Bedeutsame Inversionen entdeckt
„Inversionen sind besonders interessant – und in der Züchtung problematisch“, erklärt Stein. „Dort ist keine Rekombination möglich, wenn die Inversion nur bei einer Elternpflanze vorliegt.“ Die unterschiedlichen Merkmale der Elternpflanzen innerhalb dieses Abschnitts können sich in den Nachkommen nicht neu kombinieren, eine züchterische Optimierung von Genen in diesem Bereich ist mit klassischen Methoden ausgeschlossen.

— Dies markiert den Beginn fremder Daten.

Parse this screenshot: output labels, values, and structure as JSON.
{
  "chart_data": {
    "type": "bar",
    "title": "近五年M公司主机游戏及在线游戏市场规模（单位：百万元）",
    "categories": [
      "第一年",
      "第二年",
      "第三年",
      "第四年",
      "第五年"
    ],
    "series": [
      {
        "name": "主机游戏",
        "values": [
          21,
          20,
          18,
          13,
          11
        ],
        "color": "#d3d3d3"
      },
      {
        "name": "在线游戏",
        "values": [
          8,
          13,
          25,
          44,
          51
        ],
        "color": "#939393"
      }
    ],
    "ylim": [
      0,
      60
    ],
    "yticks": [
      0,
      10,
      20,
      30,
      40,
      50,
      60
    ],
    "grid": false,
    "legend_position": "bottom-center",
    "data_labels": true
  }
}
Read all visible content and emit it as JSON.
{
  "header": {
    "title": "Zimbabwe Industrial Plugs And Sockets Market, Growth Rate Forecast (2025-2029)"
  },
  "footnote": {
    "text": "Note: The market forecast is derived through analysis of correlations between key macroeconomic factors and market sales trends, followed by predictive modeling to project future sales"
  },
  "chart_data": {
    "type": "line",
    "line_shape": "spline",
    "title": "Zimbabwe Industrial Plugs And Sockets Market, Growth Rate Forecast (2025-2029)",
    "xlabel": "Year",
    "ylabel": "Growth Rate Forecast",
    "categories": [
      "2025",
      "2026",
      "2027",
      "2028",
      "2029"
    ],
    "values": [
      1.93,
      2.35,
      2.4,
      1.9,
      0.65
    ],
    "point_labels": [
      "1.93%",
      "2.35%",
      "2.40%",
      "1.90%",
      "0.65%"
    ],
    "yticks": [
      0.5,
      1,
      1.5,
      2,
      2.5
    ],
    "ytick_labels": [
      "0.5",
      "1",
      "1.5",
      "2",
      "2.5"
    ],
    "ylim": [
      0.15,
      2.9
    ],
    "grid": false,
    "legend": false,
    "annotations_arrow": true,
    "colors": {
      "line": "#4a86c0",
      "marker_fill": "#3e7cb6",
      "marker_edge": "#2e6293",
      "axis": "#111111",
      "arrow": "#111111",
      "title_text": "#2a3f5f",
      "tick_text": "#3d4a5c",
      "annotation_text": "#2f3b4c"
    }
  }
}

Die größte Inversion, die das Team bei einem der sieben Gerstenchromosomen gefunden hat, ist 140 Millionen Basenpaare lang. „Dafür, dass es das bei Gerste gibt, existierte vorher keinerlei Evidenz, nur Mutmaßungen“, erzählt Stein. Eine andere der gefundenen Variationen tauchte häufig auf, könnte somit den betroffenen Pflanzen einen Evolutionsvorteil gebracht haben, spekuliert der Experte. „Wir wissen, in diesem Bereich liegen Gene, die an der Blühregulation beteiligt sind.“ Eine Inversion konnte das Projekt zurückverfolgen bis zu seiner mutmaßlichen Entstehung durch Mutationszüchtung in den 1960er Jahren. „Danach wurde sie unbewusst mitselektiert und ist daher heute in den europäischen Sorten weit verbreitet.“
Schlummerndes Züchtungspotenzial heben
Herausgefunden haben die Forschenden auch, dass nur etwa zwei Prozent des Gerstengenoms für Proteine kodieren. Der größte Anteil entfällt auf repetitive DNA, die lange als unwichtig erachtet wurde und deren Bedeutung die Wissenschaft erst langsam erschließt. Nicht zuletzt ergab das Projekt, an dem neben dem IPK das Helmholtz Zentrum München und die KWS AG beteiligt waren, dass die Summe der einzigartigen Sequenzen im Pangenom mit 600 Millionen Basenpaaren gut 50% größer ist als in einem individuellen Gerstengenom. Daraus wird deutlich, wie viel Information über die genetische Vielfalt der Gerste beim bisherigen Referenzgenom fehlen muss – und welches Potenzial für die Züchtung dort schlummert. SHAPE wird es in absehbarer Zeit gehoben haben.